Laura hesitated before she spoke. "I usually stay away from the gate. I used to go down regularly, like going for the mail, but it's begun to depress me. The people and the guards and the cars, and the gate so easy for them to pass—I'd rather not, Michael."

"It doesn't bother me much," Michael said. "I like listening to them. But we don't have to go there."

He frowned for a moment. "I found a place a while ago. Maybe you know it. It's a wall." He glanced at her for any sign of recognition.

Laura shook her head. "I don't think I know it."

"It's right at the edge of the cemetery. A low brick wall."

"No," Laura said. "I'm a stranger here."

"Come on, then," Michael said eagerly. "It's not too far—as if that makes any difference. Come on and I'll show you. It's very nice. Looks out over the whole city— all of Yorkchester, anyway. It's a wonderful view."

"I'd like that," Laura said.

"We have to go back where the road forks," Michael said as they walked. "Then it's a straight gravel road with a big hothouse at the end of it. We turn right at the hothouse, and there it is."

"What on earth do they have a hothouse for?"

"You know that fungus-like ivy they have on most of the graves?" Laura nodded. "That's where they raise it. They raise some flowers too, in case you come unarmed."

He turned his head to look down at her. "I was thinking about flowers on graves. Isn't it the hell of a barbaric custom? Look at it logically. It wastes perfectly good flowers. They lie there and wither. Nobody should do that with flowers. And it doesn't mean anything to the dead."

"Yes it does," Laura said. "I like it when Marian and Carl leave flowers for me."

"Why? Does it make you feel that somebody remembers you?"

"No, it isn't that."

"Because they don't, you know, after a while. It becomes automatic, something done, like going to church."

"It isn't that," Laura said. "Oh, I suppose it is, a little, but I like flowers. I liked them when I was alive, and I like them now. They please me."

"They please me too, but there's nothing personal in it.
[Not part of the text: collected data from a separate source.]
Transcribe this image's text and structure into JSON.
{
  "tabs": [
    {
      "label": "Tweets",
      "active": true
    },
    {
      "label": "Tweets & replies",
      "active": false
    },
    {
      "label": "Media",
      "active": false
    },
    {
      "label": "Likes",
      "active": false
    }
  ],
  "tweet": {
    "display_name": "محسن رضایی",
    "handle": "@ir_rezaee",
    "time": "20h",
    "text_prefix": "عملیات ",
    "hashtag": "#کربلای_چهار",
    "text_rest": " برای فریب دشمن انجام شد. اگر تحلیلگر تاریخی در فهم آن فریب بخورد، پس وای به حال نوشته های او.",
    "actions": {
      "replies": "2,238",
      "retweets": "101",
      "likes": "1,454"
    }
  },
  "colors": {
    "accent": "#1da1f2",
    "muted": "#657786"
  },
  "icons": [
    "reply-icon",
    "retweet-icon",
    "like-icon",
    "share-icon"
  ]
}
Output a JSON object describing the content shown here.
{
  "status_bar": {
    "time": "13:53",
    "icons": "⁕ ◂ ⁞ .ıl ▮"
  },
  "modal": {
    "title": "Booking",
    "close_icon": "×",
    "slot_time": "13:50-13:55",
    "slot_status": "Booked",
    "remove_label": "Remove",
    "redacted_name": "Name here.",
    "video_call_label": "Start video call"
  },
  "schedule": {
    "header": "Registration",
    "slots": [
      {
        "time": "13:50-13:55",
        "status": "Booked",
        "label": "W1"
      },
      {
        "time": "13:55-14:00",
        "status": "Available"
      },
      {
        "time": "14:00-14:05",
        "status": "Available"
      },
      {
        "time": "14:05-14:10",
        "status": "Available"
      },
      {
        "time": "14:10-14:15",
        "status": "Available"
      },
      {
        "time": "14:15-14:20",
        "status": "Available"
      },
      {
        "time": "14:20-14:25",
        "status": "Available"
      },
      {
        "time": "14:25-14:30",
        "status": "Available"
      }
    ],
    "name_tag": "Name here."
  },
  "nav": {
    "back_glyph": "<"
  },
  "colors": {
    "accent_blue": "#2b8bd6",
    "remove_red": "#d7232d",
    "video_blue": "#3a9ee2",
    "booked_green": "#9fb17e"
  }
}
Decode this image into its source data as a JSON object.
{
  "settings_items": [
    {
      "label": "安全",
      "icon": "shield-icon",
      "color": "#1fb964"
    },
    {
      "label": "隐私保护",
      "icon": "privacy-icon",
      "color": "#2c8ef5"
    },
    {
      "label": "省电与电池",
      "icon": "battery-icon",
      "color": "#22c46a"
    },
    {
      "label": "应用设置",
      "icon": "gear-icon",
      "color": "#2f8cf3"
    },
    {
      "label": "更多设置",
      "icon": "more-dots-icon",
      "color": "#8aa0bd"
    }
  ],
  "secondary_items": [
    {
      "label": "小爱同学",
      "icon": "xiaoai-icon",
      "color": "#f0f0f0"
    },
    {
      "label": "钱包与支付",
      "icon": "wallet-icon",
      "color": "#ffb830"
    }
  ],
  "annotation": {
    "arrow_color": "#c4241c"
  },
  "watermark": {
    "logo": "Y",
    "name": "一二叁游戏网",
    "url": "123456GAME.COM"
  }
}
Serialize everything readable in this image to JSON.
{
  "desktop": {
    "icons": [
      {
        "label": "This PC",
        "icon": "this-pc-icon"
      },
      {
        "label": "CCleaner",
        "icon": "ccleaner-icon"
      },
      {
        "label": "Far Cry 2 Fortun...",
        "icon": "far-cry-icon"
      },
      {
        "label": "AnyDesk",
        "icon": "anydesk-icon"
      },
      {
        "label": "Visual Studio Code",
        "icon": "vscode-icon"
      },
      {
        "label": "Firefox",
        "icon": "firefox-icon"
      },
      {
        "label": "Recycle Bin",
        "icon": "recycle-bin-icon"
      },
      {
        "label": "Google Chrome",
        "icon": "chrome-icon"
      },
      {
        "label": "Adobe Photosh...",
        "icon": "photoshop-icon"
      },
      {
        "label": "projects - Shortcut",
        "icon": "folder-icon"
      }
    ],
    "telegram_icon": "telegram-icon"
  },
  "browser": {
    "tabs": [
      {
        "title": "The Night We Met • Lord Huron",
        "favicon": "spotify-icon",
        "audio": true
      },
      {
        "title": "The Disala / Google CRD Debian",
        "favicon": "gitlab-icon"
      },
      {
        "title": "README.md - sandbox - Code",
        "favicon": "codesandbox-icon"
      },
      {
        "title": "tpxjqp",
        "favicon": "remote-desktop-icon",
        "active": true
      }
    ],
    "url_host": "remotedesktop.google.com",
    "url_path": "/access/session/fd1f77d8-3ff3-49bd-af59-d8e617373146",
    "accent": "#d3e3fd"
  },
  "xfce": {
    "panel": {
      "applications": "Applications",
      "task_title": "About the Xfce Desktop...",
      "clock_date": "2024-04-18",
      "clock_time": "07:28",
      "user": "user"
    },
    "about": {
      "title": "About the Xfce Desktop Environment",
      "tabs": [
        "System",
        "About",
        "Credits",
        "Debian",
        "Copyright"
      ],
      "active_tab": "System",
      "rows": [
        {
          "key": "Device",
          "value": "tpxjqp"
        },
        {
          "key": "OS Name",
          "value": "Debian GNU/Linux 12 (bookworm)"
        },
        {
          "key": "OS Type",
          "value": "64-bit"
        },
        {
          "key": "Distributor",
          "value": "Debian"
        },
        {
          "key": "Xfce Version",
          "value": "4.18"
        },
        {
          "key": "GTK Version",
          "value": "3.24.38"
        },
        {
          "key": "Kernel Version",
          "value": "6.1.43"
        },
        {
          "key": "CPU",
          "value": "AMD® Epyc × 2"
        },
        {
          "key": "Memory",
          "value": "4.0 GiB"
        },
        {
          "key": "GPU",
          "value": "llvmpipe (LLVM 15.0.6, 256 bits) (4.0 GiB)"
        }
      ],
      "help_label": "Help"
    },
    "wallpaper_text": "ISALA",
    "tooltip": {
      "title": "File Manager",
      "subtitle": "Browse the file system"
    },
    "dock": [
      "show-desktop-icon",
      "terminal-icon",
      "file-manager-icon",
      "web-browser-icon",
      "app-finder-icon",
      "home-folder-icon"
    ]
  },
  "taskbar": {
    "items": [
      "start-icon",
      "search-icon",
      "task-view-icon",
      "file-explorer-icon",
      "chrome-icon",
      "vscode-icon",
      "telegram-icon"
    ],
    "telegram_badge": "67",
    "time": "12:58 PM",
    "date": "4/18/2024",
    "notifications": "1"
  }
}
Flowers on anybody else's grave please me as much as flowers on my own. I like flowers as flowers, not as symbols of loss. I know I'm generalizing and oversimplifying and, in general, talking like a college sophomore, but I'm also dead, and gestures toward the honoring of my body don't interest me these days. I'd just as soon they'd buried me with my bow and arrows and killed a horse over my grave. A dead horse on my grave would be fine. Distinctive. Be the first in your gang to get one."

"I saw a boy this morning—" Laura began, but Michael rode right over her.

"And my wife," he said delightedly. "Let them bury my wife with me. There's a useful gift to the departing warrior. Never mind the bloody flowers. Skip the bow and arrows and drag that damn horse away. I want my wife. Just drop her in with me and pat down the earth with a shovel. If you hear noises, it'll be us singing the duet from Aida." He grinned at Laura. "There's a personal gift. What do I want with flowers?"

"Your wife is beautiful," Laura said.

He wants to talk about her, she thought. He'd rather forget her altogether, but if he can't do that he'll talk to keep from thinking. I don't mind. I don't think I mind.